Now, the elephant in the room: Berlin himself. I was prepared to disbelieve his Keyser Soze style backstory as mere criminal hyperbole, until we see him with that pocketwatch at the end. So, this guy is the real deal, and he is Red’s opposite number, far more ruthless, and short a hand. All he needs is a hook and an eyepatch. It’s safe to say that we’ll be seeing more of him next season.
And then there’s that tease at the end. Red’s assurances that Lizzie’s real father died in that fire are meant to ring true. He looks her dead in the eyes and offers none of the usual indications that he’s gilding the lilly or playing games. Ah, but then we’re shown those mysterious burn scars on his back!
“Your father is still alive,” Tom told Lizzie with his dying breaths. Or DID he? He could just as easily have told her “Red is actually your Dad.” Which, when you think about it, is essentially the same thing as saying that her pop is still alive. If that’s the case, is Lizzie now testing Red to see how far he’s willing to go to deceive her? I would be very interested in this if the show had done more to convince me that Lizzie is capable of thinking so many moves ahead. As it stands, this is an FBI agent with situational awareness so poor that a guy with a gun just walked up to her car and jumped in the passenger seat tonight. Granted, he’s supposed to be a badass secret agent, but can we please put her on even footing with someone?
If there is one thing that The Blacklist absolutely MUST do in season two, it is make Agent Keen into a stronger, more competent, and formidable character.

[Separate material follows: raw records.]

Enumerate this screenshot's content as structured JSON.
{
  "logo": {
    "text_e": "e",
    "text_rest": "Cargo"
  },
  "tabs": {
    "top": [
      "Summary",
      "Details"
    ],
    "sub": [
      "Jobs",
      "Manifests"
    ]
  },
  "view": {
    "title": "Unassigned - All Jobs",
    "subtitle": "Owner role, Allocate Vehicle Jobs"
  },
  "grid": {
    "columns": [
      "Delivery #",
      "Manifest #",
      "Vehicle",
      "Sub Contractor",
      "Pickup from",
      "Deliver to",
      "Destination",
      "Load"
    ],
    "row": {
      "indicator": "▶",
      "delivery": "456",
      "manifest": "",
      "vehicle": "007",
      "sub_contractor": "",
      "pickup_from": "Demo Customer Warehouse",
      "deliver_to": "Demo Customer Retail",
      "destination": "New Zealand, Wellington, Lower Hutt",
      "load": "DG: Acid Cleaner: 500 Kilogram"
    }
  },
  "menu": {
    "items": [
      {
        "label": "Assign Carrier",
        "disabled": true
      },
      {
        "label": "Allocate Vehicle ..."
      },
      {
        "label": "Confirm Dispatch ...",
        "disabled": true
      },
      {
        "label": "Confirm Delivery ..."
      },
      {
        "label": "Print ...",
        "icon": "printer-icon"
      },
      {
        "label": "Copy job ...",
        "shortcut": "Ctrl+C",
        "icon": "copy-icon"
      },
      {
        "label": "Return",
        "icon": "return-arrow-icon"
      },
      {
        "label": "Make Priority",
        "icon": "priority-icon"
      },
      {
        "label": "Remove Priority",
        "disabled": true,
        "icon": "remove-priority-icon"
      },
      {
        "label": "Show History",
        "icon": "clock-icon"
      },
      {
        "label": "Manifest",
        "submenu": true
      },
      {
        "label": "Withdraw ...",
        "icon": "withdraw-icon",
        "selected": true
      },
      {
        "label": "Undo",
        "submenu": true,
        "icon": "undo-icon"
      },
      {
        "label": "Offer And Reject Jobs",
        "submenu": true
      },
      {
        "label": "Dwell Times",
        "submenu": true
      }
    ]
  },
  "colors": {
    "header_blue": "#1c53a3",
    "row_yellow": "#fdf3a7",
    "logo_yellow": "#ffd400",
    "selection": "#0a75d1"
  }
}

Anyway, back on topic: Once again, is Red Lizzie’s father? That still seems too obvious, doesn’t it? Did Red also kill Lizzie’s biological father as he did her stepfather? While this would certainly pre-date Red’s known criminal career, that doesn’t mean he wasn’t engaged in shady dealings beforehand. Red was once a family man, and perhaps he couldn’t deal with the responsibility of leaving this girl as an orphan, and so delivered her into the arms of the man who would be her stepfather.
Look, The Blacklist certainly doesn’t need my help, approval, or suggestions. But it’s been a maddening season. If the show would just pick a lane and either be a straight villain-of-the-week procedural affair (and if the villains are colorful enough, that’s its own reward) or try and take a more economical, cable style approach (which would require an abbreviated 13 episode season), it might be less frustrating. I’m not sure that dragging out the mystery of Red and Lizzie’s relationship over the course of another season is the way to go, in either case. Still, much of this might just be solved by the simple matter of the fact that now The Blacklist knows what it’s getting into. The show has a full 22 episode season 2 order waiting for it, and they’ve got all summer to line the pieces up, something that often isn’t possible with the first season of a network drama.
Taken as a whole, both parts of “Berlin” all felt a bit muddled. Deploying Pearl Jam’s “Just Breathe” in its entirety at the end there seemed a bit maudlin, right down to Liz taking a wistful last look around her former home. As a two-part episode of The Blacklist, the “Berlin” saga is acceptable, but as a season finale, it’s lacking…especially considering how the show came out of the gate guns blazing with its pilot. I look forward to next season, but I do hope it irons out the creases before it returns.